= Calunnia =

Criminal offence in the Italian Penal Code

Calunnia (/it/) in Italian law is a false accusation. It is a criminal offence under Article 368 of the Italian Penal Code (Codice Penale), which states:

Anyone who with a denunciation, complaint, demand or request, even anonymously or under a false name, directs a judicial authority or other authority that has an obligation to report, to blame someone for a crime who he knows is innocent, that is he fabricates evidence against someone, shall be punished with imprisonment from two to six years. The penalty shall be increased if the accused blames someone of a crime for which the law prescribes a penalty of imprisonment exceeding a maximum of ten years, or another more serious penalty. The imprisonment shall be from four to twelve years if the act results in a prison sentence exceeding five years, from six to twenty years if the act results in a life sentence.

The mens rea of calunnia requires awareness and a willingness to blame someone of a crime that the accused knows is innocent.

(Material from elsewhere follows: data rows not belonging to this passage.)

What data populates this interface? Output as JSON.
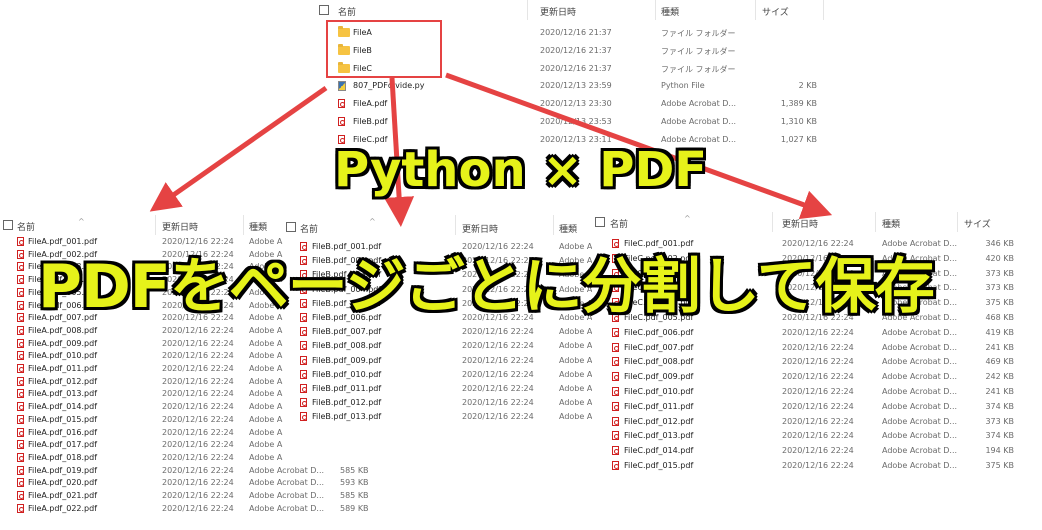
{
  "colors": {
    "accent_red": "#e54343",
    "title_yellow": "#e6f21a",
    "title_outline": "#000000"
  },
  "top_pane": {
    "headers": {
      "name": "名前",
      "date": "更新日時",
      "type": "種類",
      "size": "サイズ"
    },
    "rows": [
      {
        "icon": "folder-icon",
        "name": "FileA",
        "date": "2020/12/16 21:37",
        "type": "ファイル フォルダー",
        "size": ""
      },
      {
        "icon": "folder-icon",
        "name": "FileB",
        "date": "2020/12/16 21:37",
        "type": "ファイル フォルダー",
        "size": ""
      },
      {
        "icon": "folder-icon",
        "name": "FileC",
        "date": "2020/12/16 21:37",
        "type": "ファイル フォルダー",
        "size": ""
      },
      {
        "icon": "python-file-icon",
        "name": "807_PDFdivide.py",
        "date": "2020/12/13 23:59",
        "type": "Python File",
        "size": "2 KB"
      },
      {
        "icon": "pdf-icon",
        "name": "FileA.pdf",
        "date": "2020/12/13 23:30",
        "type": "Adobe Acrobat D...",
        "size": "1,389 KB"
      },
      {
        "icon": "pdf-icon",
        "name": "FileB.pdf",
        "date": "2020/12/13 23:53",
        "type": "Adobe Acrobat D...",
        "size": "1,310 KB"
      },
      {
        "icon": "pdf-icon",
        "name": "FileC.pdf",
        "date": "2020/12/13 23:11",
        "type": "Adobe Acrobat D...",
        "size": "1,027 KB"
      }
    ]
  },
  "pane_a": {
    "headers": {
      "name": "名前",
      "date": "更新日時",
      "type": "種類"
    },
    "rows": [
      {
        "name": "FileA.pdf_001.pdf",
        "date": "2020/12/16 22:24",
        "type": "Adobe A",
        "size": ""
      },
      {
        "name": "FileA.pdf_002.pdf",
        "date": "2020/12/16 22:24",
        "type": "Adobe A",
        "size": ""
      },
      {
        "name": "FileA.pdf_003.pdf",
        "date": "2020/12/16 22:24",
        "type": "Adobe A",
        "size": ""
      },
      {
        "name": "FileA.pdf_004.pdf",
        "date": "2020/12/16 22:24",
        "type": "Adobe A",
        "size": ""
      },
      {
        "name": "FileA.pdf_005.pdf",
        "date": "2020/12/16 22:24",
        "type": "Adobe A",
        "size": ""
      },
      {
        "name": "FileA.pdf_006.pdf",
        "date": "2020/12/16 22:24",
        "type": "Adobe A",
        "size": ""
      },
      {
        "name": "FileA.pdf_007.pdf",
        "date": "2020/12/16 22:24",
        "type": "Adobe A",
        "size": ""
      },
      {
        "name": "FileA.pdf_008.pdf",
        "date": "2020/12/16 22:24",
        "type": "Adobe A",
        "size": ""
      },
      {
        "name": "FileA.pdf_009.pdf",
        "date": "2020/12/16 22:24",
        "type": "Adobe A",
        "size": ""
      },
      {
        "name": "FileA.pdf_010.pdf",
        "date": "2020/12/16 22:24",
        "type": "Adobe A",
        "size": ""
      },
      {
        "name": "FileA.pdf_011.pdf",
        "date": "2020/12/16 22:24",
        "type": "Adobe A",
        "size": ""
      },
      {
        "name": "FileA.pdf_012.pdf",
        "date": "2020/12/16 22:24",
        "type": "Adobe A",
        "size": ""
      },
      {
        "name": "FileA.pdf_013.pdf",
        "date": "2020/12/16 22:24",
        "type": "Adobe A",
        "size": ""
      },
      {
        "name": "FileA.pdf_014.pdf",
        "date": "2020/12/16 22:24",
        "type": "Adobe A",
        "size": ""
      },
      {
        "name": "FileA.pdf_015.pdf",
        "date": "2020/12/16 22:24",
        "type": "Adobe A",
        "size": ""
      },
      {
        "name": "FileA.pdf_016.pdf",
        "date": "2020/12/16 22:24",
        "type": "Adobe A",
        "size": ""
      },
      {
        "name": "FileA.pdf_017.pdf",
        "date": "2020/12/16 22:24",
        "type": "Adobe A",
        "size": ""
      },
      {
        "name": "FileA.pdf_018.pdf",
        "date": "2020/12/16 22:24",
        "type": "Adobe A",
        "size": ""
      },
      {
        "name": "FileA.pdf_019.pdf",
        "date": "2020/12/16 22:24",
        "type": "Adobe Acrobat D...",
        "size": "585 KB"
      },
      {
        "name": "FileA.pdf_020.pdf",
        "date": "2020/12/16 22:24",
        "type": "Adobe Acrobat D...",
        "size": "593 KB"
      },
      {
        "name": "FileA.pdf_021.pdf",
        "date": "2020/12/16 22:24",
        "type": "Adobe Acrobat D...",
        "size": "585 KB"
      },
      {
        "name": "FileA.pdf_022.pdf",
        "date": "2020/12/16 22:24",
        "type": "Adobe Acrobat D...",
        "size": "589 KB"
      }
    ]
  },
  "pane_b": {
    "headers": {
      "name": "名前",
      "date": "更新日時",
      "type": "種類"
    },
    "rows": [
      {
        "name": "FileB.pdf_001.pdf",
        "date": "2020/12/16 22:24",
        "type": "Adobe A"
      },
      {
        "name": "FileB.pdf_002.pdf",
        "date": "2020/12/16 22:24",
        "type": "Adobe A"
      },
      {
        "name": "FileB.pdf_003.pdf",
        "date": "2020/12/16 22:24",
        "type": "Adobe A"
      },
      {
        "name": "FileB.pdf_004.pdf",
        "date": "2020/12/16 22:24",
        "type": "Adobe A"
      },
      {
        "name": "FileB.pdf_005.pdf",
        "date": "2020/12/16 22:24",
        "type": "Adobe A"
      },
      {
        "name": "FileB.pdf_006.pdf",
        "date": "2020/12/16 22:24",
        "type": "Adobe A"
      },
      {
        "name": "FileB.pdf_007.pdf",
        "date": "2020/12/16 22:24",
        "type": "Adobe A"
      },
      {
        "name": "FileB.pdf_008.pdf",
        "date": "2020/12/16 22:24",
        "type": "Adobe A"
      },
      {
        "name": "FileB.pdf_009.pdf",
        "date": "2020/12/16 22:24",
        "type": "Adobe A"
      },
      {
        "name": "FileB.pdf_010.pdf",
        "date": "2020/12/16 22:24",
        "type": "Adobe A"
      },
      {
        "name": "FileB.pdf_011.pdf",
        "date": "2020/12/16 22:24",
        "type": "Adobe A"
      },
      {
        "name": "FileB.pdf_012.pdf",
        "date": "2020/12/16 22:24",
        "type": "Adobe A"
      },
      {
        "name": "FileB.pdf_013.pdf",
        "date": "2020/12/16 22:24",
        "type": "Adobe A"
      }
    ]
  },
  "pane_c": {
    "headers": {
      "name": "名前",
      "date": "更新日時",
      "type": "種類",
      "size": "サイズ"
    },
    "rows": [
      {
        "name": "FileC.pdf_001.pdf",
        "date": "2020/12/16 22:24",
        "type": "Adobe Acrobat D...",
        "size": "346 KB"
      },
      {
        "name": "FileC.pdf_002.pdf",
        "date": "2020/12/16 22:24",
        "type": "Adobe Acrobat D...",
        "size": "420 KB"
      },
      {
        "name": "FileC.pdf_003.pdf",
        "date": "2020/12/16 22:24",
        "type": "Adobe Acrobat D...",
        "size": "373 KB"
      },
      {
        "name": "FileC.pdf_004.pdf",
        "date": "2020/12/16 22:24",
        "type": "Adobe Acrobat D...",
        "size": "373 KB"
      },
      {
        "name": "FileC.pdf_004.pdf",
        "date": "2020/12/16 22:24",
        "type": "Adobe Acrobat D...",
        "size": "375 KB"
      },
      {
        "name": "FileC.pdf_005.pdf",
        "date": "2020/12/16 22:24",
        "type": "Adobe Acrobat D...",
        "size": "468 KB"
      },
      {
        "name": "FileC.pdf_006.pdf",
        "date": "2020/12/16 22:24",
        "type": "Adobe Acrobat D...",
        "size": "419 KB"
      },
      {
        "name": "FileC.pdf_007.pdf",
        "date": "2020/12/16 22:24",
        "type": "Adobe Acrobat D...",
        "size": "241 KB"
      },
      {
        "name": "FileC.pdf_008.pdf",
        "date": "2020/12/16 22:24",
        "type": "Adobe Acrobat D...",
        "size": "469 KB"
      },
      {
        "name": "FileC.pdf_009.pdf",
        "date": "2020/12/16 22:24",
        "type": "Adobe Acrobat D...",
        "size": "242 KB"
      },
      {
        "name": "FileC.pdf_010.pdf",
        "date": "2020/12/16 22:24",
        "type": "Adobe Acrobat D...",
        "size": "241 KB"
      },
      {
        "name": "FileC.pdf_011.pdf",
        "date": "2020/12/16 22:24",
        "type": "Adobe Acrobat D...",
        "size": "374 KB"
      },
      {
        "name": "FileC.pdf_012.pdf",
        "date": "2020/12/16 22:24",
        "type": "Adobe Acrobat D...",
        "size": "373 KB"
      },
      {
        "name": "FileC.pdf_013.pdf",
        "date": "2020/12/16 22:24",
        "type": "Adobe Acrobat D...",
        "size": "374 KB"
      },
      {
        "name": "FileC.pdf_014.pdf",
        "date": "2020/12/16 22:24",
        "type": "Adobe Acrobat D...",
        "size": "194 KB"
      },
      {
        "name": "FileC.pdf_015.pdf",
        "date": "2020/12/16 22:24",
        "type": "Adobe Acrobat D...",
        "size": "375 KB"
      }
    ]
  },
  "overlay": {
    "title_line1": "Python × PDF",
    "title_line2": "PDFをページごとに分割して保存"
  }
}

Calunnia should be distinguished from criminal slander (ingiuria) and criminal libel (diffamazione) which relate to offences against personal honour in the Italian Penal Code.

==Protection of legal interests==

Traditionally, the crime of calunnia is said to protect a plurality of legal interests. The major protected legal interests are, at the same time, both the proper administration of justice and personal honour, and also possibly the personal freedom of the falsely accused. Historically, the Italian legal system has treated calunnia as detrimental to the interests of the State and the correct administration of justice. This is evidenced through the crime of calunnia being included among other crimes against the administration of justice in the Italian Penal Code, unlike in the French Penal Code or Belgian Penal Code, which place the equivalent of calunnia with crimes against honour.